Dar es Salaam:
Holistically addressing the key constraints affecting the microfinance sector will lead to greater financial inclusion across the country, a workshop organised by Tanzania Association of Microfinance Institutions (TAMFI) in Dar es Salaam has been told.
The stakeholders hailed the gains in the sector especially the development of National Microfinance Policy (2017).
“It’s a huge step in the right direction and as stakeholders we hope its implementation will to lead to increased access to formal financial services, which are still low,” noted TAMFI CEO, Ms Winnie Terry.
She added that challenges in the sector are an opportunity for stakeholders to work with the government to improve business environment, and ultimately help more Tanzanians access finance, especially in the rural areas.
To increase the access, it was paramount to look at the challenges facing microfinance institutions (MFIs) so as to help improve business environment.
With the support of BEST Dialogue, TAMFI commissioned a study to identify constraints/challenges encountered by microfinance institutions during the process of licensing and annual re-licensing.
The study undertaken by independent consultant in microfinance and agricultural finance, Mrs Specioza Mashauri, underscored the need for simple and straightforward procedures for obtaining licenses needed for running credit only microfinance institutions.

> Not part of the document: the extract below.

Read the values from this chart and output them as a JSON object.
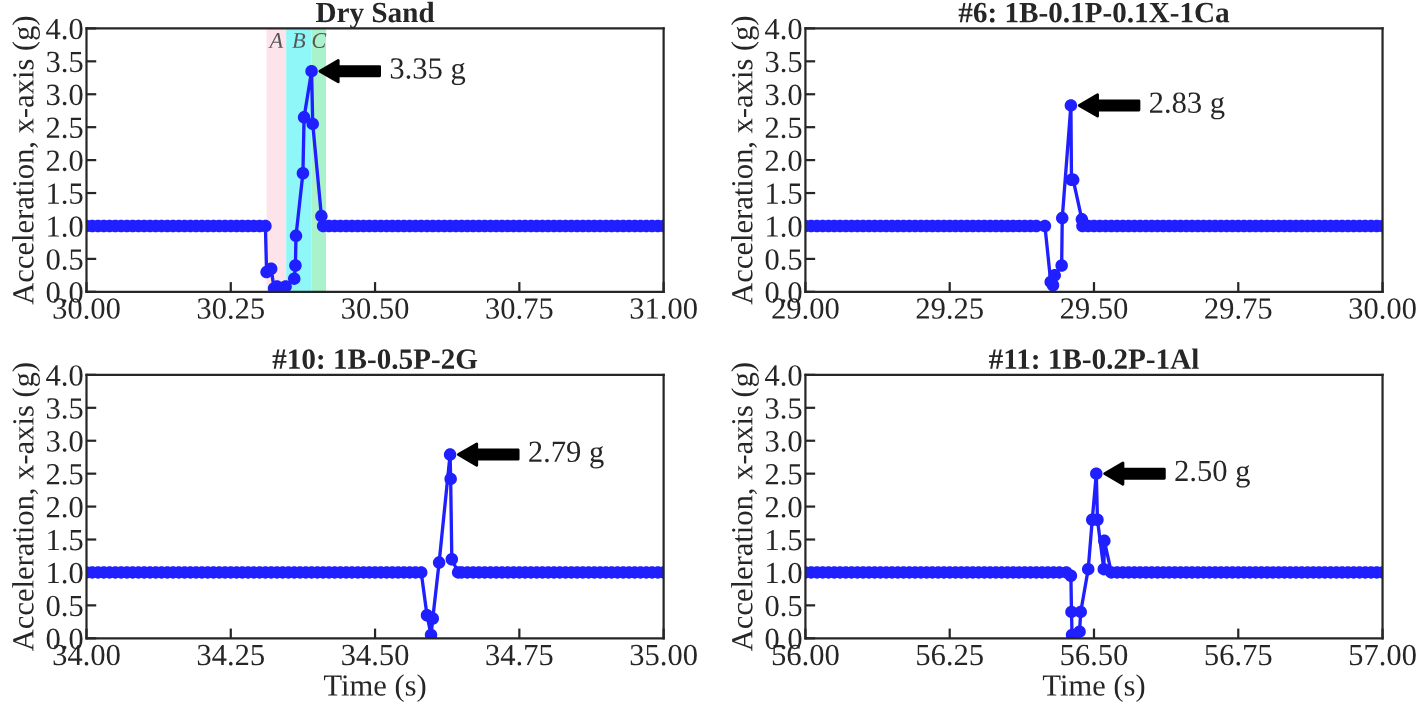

She presented the initial finding of the study to the stakeholders at the workshop.
The study notes that the logistics for processing business licenses for microfinance activities are costly and cumbersome especially for microfinance institutions situated outside the region of Dar es Salaam since offices of the issuing authority is currently based in the business capital.
The study suggests that the issuing authority need to be decentralized at the level of the municipality and district councils to allow easy access by microfinance institutions outside Dar es Salaam.
The licences are issued by the Ministry of Industry and Trade, and stakeholders are of the view, the fees are on the higher side for small MFIs.
Currently, credit only microfinance institutions are paying same licence fees of Tshs. 600,000 despite their significant difference in sizes. The study recommends that credit only microfinance institutions should be categorized according to the operating capital of individual microfinance institutions or minimum and maximum capital requirements for non-deposit taking microfinance institutions to be set for classification purposes.
“The fees charged by the Ministry of Industry Trade and Investment is particularly high for Microfinance institutions with small capital turnover, (say Tshs. 5 million) given that the ministry incurs almost no cost since it is not supervising them,” noted Mrs Mashauri.
Mr Prosper Mzee, CEO Planet Microfinance Fund suggested that the government should consider making a one stop centre for issuance of all licenses and taxes to microfinance institutions.
“It takes a long time to complete all the formalities due to distances from one service provider to the other,” he noted, adding it leads to lengthy time to comply with regulations
Mr Julius Mcharo, CEO, Victoria Finance called on the government to consider online license applications for MFI to save time and resources. . He also suggested that for relicensing, there was no need of submitting all documents as in the initial stage of licensing. Documents can be limited to annual returns and annual reports.
Mr Gustav A. Kway, Credit Manager at Zane Microcredit said there should be a competent body to issue licenses and supervise MFIs to help the sector grow.
Tanzania Association of Micro finance Institutions (TAMFI) is a not-for-profit umbrella organization for micro finance institutions in Tanzania. It was formally registered in 2001 as a sole network for microfinance activities in the country. Members include Commercial, Community and Microfinance Banks, NGOs, Private MFIs, SACCOS, apex of informal groups, micro -insurance company and Business Service Providers. The association seeks to develop capability of microfinance institutions and the microfinance sector in general through advocacy, lobbying, research and development, responsible microfinance, capacity building, and information gathering and dissemination. The National Microfinance Policy also assigns the task of developing and ensuring application of standards to the network.
Furthermore, the Association promotes and encourages the establishment of new products and related markets and organizes forums and meetings in order to promote communication among members, to strengthen their relationship and to transfer information and experience among them. TAMFI encourages networking which is an integral part of any association. In this regard the Annual General Meetings attracts a growing number of attendees each year and make it an event where discussions are held on important and emerging issues and time is taken to learn more.
The current 135 member institutions of TAMFI reach out to approximately 2 million micro entrepreneurs in urban and rural areas. These are micro entrepreneurs who are committed to change their financial behaviours. Microfinance institutions are providing a broad range of financial services to these poor and low income people who are systematically excluded from formal financial system. Financial services include credit, savings, leasing, insurance, mobile/wire transfers, housing and pensions. And as a result these active poor communities are included in the mainstream financial system. Furthermore, they are financially educated and exposed.